Eli Lilly to sell low blood sugar drug to Amphastar for around $1 billion
Amphastar Pharmaceuticals will buy Baqsimi from Eli Lilly and Co in a deal worth up to $1.08 billion as it aims to boost its portfolio of low blood sugar drugs, the two companies said on Monday.
Amphastar will pay $500 million at closing and another $125 million in cash after one year under the deal.
BAQSIMI is the first and only dry nasal spray that can treat low blood sugar emergencies. It is a form of glucagon given as a puff in the nose.
Eli Lilly is also eligible to receive milestone payments of up to $450 million based on sales of Baqsimi, the only nasally administered drug to treat severely low blood sugar, or hypoglycemia, in people with diabetes.
Severe hypoglycemia is characterized by altered mental or physical functioning, which if untreated, can lead to loss of consciousness, seizure, coma and even death.
Launched in 2019, Baqsimi saw worldwide sales worth $139.3 million in 2022, the companies said.
Lilly had acquired Baqsimi from Locemia Solutions in 2015. The drug has an active compound glucagon, a form of a hormone produced in the pancreas that stimulates glucose production.

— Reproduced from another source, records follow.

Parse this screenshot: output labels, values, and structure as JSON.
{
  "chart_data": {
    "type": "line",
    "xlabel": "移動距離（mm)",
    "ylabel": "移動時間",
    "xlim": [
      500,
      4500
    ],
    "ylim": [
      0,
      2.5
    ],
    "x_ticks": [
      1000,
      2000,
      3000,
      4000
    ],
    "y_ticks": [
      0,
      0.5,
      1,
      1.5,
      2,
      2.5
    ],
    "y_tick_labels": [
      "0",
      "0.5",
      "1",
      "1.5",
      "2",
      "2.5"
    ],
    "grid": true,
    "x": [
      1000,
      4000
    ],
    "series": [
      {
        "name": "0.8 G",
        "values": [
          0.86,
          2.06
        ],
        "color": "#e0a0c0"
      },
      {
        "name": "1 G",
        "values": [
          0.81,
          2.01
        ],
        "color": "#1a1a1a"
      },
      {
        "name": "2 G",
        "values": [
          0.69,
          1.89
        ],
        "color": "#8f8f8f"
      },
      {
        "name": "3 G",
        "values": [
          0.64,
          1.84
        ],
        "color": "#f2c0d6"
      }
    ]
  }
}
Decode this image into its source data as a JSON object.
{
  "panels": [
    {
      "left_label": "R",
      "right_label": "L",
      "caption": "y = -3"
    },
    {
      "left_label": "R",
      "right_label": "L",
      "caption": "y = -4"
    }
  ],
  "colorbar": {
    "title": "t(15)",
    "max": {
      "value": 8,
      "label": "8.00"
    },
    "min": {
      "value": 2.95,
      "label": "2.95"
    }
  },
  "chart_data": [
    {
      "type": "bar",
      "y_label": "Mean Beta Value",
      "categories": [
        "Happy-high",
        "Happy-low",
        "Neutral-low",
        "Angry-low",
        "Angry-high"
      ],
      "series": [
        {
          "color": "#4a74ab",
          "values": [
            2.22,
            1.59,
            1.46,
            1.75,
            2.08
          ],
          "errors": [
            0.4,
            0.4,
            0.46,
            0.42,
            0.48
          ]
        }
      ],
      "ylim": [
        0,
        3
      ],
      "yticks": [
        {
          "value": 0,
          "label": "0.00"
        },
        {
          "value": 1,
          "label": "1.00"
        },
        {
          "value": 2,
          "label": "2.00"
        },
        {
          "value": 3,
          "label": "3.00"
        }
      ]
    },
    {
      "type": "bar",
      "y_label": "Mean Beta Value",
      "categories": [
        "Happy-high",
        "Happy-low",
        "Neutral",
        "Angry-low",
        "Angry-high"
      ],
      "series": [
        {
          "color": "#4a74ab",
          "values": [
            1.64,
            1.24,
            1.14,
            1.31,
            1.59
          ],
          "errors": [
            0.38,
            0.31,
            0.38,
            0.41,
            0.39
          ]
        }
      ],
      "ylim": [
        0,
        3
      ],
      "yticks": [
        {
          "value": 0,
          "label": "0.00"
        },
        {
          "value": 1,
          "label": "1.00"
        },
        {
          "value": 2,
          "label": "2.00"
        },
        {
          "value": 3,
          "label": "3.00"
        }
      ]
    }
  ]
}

Amphastar plans to provide dedicated commercial investment for Baqsimi.
The company had received the U.S. Food and Drug Administration’s approval for the first generic version of glucagon injection in 2020.
Other drugs that are used to treat low blood sugar in diabetes patients include Novo Nordisk’s Zegalogue and GlucaGen and Xeris Pharmaceuticals’ Gvoke HypoPen.